For many politicians, the incessant demands of a campaign are the most
enervating aspects of public life. One face after another, one more plea for money, one more speech where the words blur in dull repetition—at some point it can become too much. Morriss Henry, a state legislator from Fayetteville who along with his wife, Ann, befriended Clinton in 1974, realized one night that he lacked the characteristic that he saw in Clinton, the energy required to go the distance in politics. Henry, an eye doctor, had worked all day performing cataract surgery and came home “totally beat,” but corraled the kids and his wife into the Dodge van to attend a pie supper outside Fayetteville. On the way down, he suddenly blurted out, “
Do we
really have to go?” Two-thirds of the way there, he answered himself. “No!
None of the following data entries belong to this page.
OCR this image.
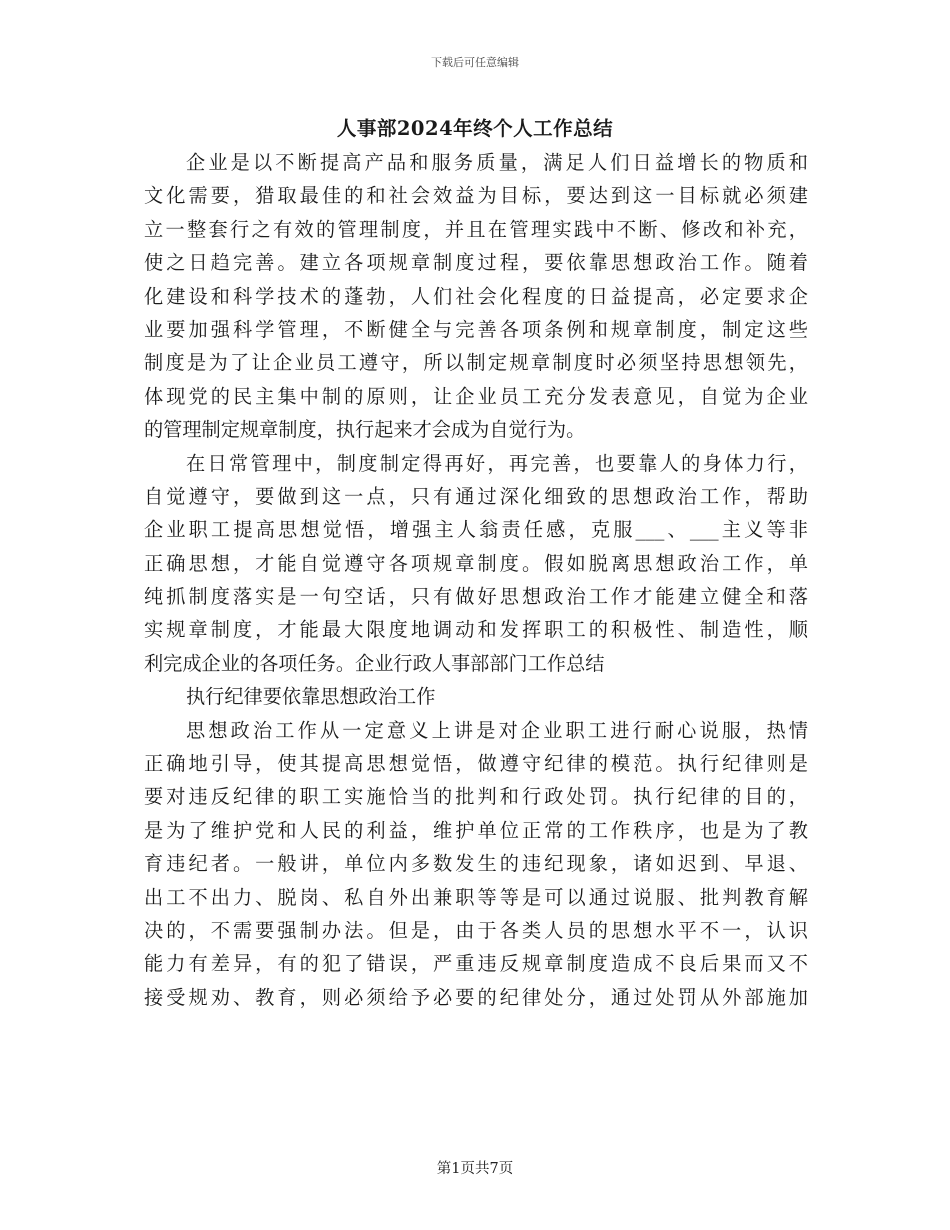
下载后可任意编辑
人事部2024年终个人工作总结
企业是以不断提高产品和服务质量，满足人们日益增长的物质和
文化需要，猎取最佳的和社会效益为目标，要达到这一目标就必须建
立一整套行之有效的管理制度，并且在管理实践中不断、修改和补充，
使之日趋完善。建立各项规章制度过程，要依靠思想政治工作。随着
化建设和科学技术的蓬勃，人们社会化程度的日益提高，必定要求企
业要加强科学管理，不断健全与完善各项条例和规章制度，制定这些
制度是为了让企业员工遵守，所以制定规章制度时必须坚持思想领先，
体现党的民主集中制的原则，让企业员工充分发表意见，自觉为企业
的管理制定规章制度，执行起来才会成为自觉行为。
在日常管理中，制度制定得再好，再完善，也要靠人的身体力行，
自觉遵守，要做到这一点，只有通过深化细致的思想政治工作，帮助
企业职工提高思想觉悟，增强主人翁责任感，克服___、___主义等非
正确思想，才能自觉遵守各项规章制度。假如脱离思想政治工作，单
纯抓制度落实是一句空话，只有做好思想政治工作才能建立健全和落
实规章制度，才能最大限度地调动和发挥职工的积极性、制造性，顺
利完成企业的各项任务。企业行政人事部部门工作总结
执行纪律要依靠思想政治工作
思想政治工作从一定意义上讲是对企业职工进行耐心说服，热情
正确地引导，使其提高思想觉悟，做遵守纪律的模范。执行纪律则是
要对违反纪律的职工实施恰当的批判和行政处罚。执行纪律的目的，
是为了维护党和人民的利益，维护单位正常的工作秩序，也是为了教
育违纪者。一般讲，单位内多数发生的违纪现象，诸如迟到、早退、
出工不出力、脱岗、私自外出兼职等等是可以通过说服、批判教育解
决的，不需要强制办法。但是，由于各类人员的思想水平不一，认识
能力有差异，有的犯了错误，严重违反规章制度造成不良后果而又不
接受规劝、教育，则必须给予必要的纪律处分，通过处罚从外部施加
第1页共7页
We don't.” He had hit his political wall, and he turned around.

Clinton would never turn around. To him, the prospect of attending a pie supper in “Y” City or Mount Ida seemed invigorating. Pie suppers rank among the most cherished political folk rituals in western Arkansas. On any Saturday night during an election season, communities gather for an evening of entertainment as pies and cakes baked by local women are sold at auction, with the money going to volunteer fire departments or other civic institutions. One savory pecan pie can sell for three figures, especially if the politicians in attendance try to buy some goodwill and end up in a bidding war, as frequently happens. The candidates vie for microphone time between pie sales and announcements. Homemade desserts, picnic tables lined with voters, plenty of talking and raucous storytelling, usually some barbecue at the rear counter—Clinton was never more in his element. He also realized that every pie supper he attended helped him transform his image from the long-haired Rhodes Scholar and law professor into a young man of the people.